Gold price forecast: prices fell about 3.5% toward $4,100/oz, hitting the lowest levels since late November 2025. The move followed U.S. inflation that rose to 4.2% in May (highest since April 2023), with energy prices the main driver. Key inflation data: headline inflation came in at 4.2% and core inflation (ex food/energy) rose to 2.9% in seven months. Energy costs increased 3.9% in May after 3.8% in April and 10.9% in March, accounting for more than 60% of the monthly consumer-price increase. Gold price forecast: the report also worsened real household purchasing power. Inflation exceeded wage growth for a second month: hourly earnings rose 3.4% year-on-year versus 4.2% inflation, while real weekly earnings fell 0.2% in May and 0.7% from a year earlier. Fed expectations shifted: traders modestly reduced the probability of near-term easing. Although markets still look for a possible quarter-point increase by December after stronger jobs data, the likelihood of aggressive rate cuts fell. Higher Treasury yields tend to weigh on gold because it provides no income.
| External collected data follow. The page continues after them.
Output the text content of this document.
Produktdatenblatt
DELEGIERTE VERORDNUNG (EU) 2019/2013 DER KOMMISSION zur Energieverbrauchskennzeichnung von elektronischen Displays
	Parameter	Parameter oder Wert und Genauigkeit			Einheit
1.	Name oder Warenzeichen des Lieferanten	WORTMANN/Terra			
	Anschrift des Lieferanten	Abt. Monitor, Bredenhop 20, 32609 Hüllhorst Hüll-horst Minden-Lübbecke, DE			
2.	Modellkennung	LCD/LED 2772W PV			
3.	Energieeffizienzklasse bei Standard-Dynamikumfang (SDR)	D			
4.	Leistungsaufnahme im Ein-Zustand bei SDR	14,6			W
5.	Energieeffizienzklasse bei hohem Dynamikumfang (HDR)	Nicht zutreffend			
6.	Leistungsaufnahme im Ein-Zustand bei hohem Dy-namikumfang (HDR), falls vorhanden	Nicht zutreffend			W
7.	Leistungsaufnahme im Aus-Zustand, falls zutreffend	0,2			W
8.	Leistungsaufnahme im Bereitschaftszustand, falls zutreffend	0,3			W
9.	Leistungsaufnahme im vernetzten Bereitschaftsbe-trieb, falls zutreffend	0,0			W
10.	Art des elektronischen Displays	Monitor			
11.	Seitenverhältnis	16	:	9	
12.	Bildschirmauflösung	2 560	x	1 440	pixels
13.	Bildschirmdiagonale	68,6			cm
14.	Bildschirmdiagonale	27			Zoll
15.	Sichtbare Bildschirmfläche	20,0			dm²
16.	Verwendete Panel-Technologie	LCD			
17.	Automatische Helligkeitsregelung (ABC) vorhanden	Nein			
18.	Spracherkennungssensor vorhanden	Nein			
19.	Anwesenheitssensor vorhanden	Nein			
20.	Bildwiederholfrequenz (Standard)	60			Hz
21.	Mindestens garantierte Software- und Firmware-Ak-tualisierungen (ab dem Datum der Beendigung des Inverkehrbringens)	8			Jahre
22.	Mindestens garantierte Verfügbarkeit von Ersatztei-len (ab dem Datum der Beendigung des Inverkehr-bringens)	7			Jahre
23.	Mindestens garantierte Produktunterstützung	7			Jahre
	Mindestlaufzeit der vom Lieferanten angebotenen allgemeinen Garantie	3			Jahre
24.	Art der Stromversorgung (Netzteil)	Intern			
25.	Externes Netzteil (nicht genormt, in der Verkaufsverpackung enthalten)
Geopolitics added risk but did not spark safe-haven demand: Iran–U.S. tensions escalated with new strikes and tougher Trump rhetoric, and reports said Qatari mediators traveled to Tehran. Still, gold failed to attract strong inflows. For traders, the takeaway is clear: hotter inflation + less dovish Fed expectations pushed the Gold price forecast lower, keeping yields as the dominant swing factor over any safe-haven bid.
Bearish
The news is bearish for crypto because it points to persistently higher inflation and a less dovish Fed path. When U.S. inflation prints hotter (headline 4.2%, core 2.9%) and energy is the main driver, traders typically price in higher-for-longer rates. That raises Treasury yields and tightens liquidity conditions—an environment that historically pressures risk assets, including BTC and ETH. The article notes gold falling despite elevated Middle East tensions, which is a sign that the market is currently prioritizing rates/yields over pure safe-haven hedging. In past cycles, similar “hot inflation → fewer rate cuts → yields up” reactions often coincide with reduced appetite for high-volatility assets and weaker crypto momentum in the short term. Short-term impact: likely negative/volatile. If traders keep recalibrating Fed expectations lower (fewer cuts), BTC/ETH usually face headwinds through a stronger USD and higher real yields. Long-term impact: mixed to mildly bearish. If inflation later cools and growth concerns return, crypto could stabilize or rebound. But as long as inflation remains stubborn and real purchasing power deteriorates (wage growth below inflation), the probability of sustained tight policy stays elevated, limiting upside until the macro trend reverses.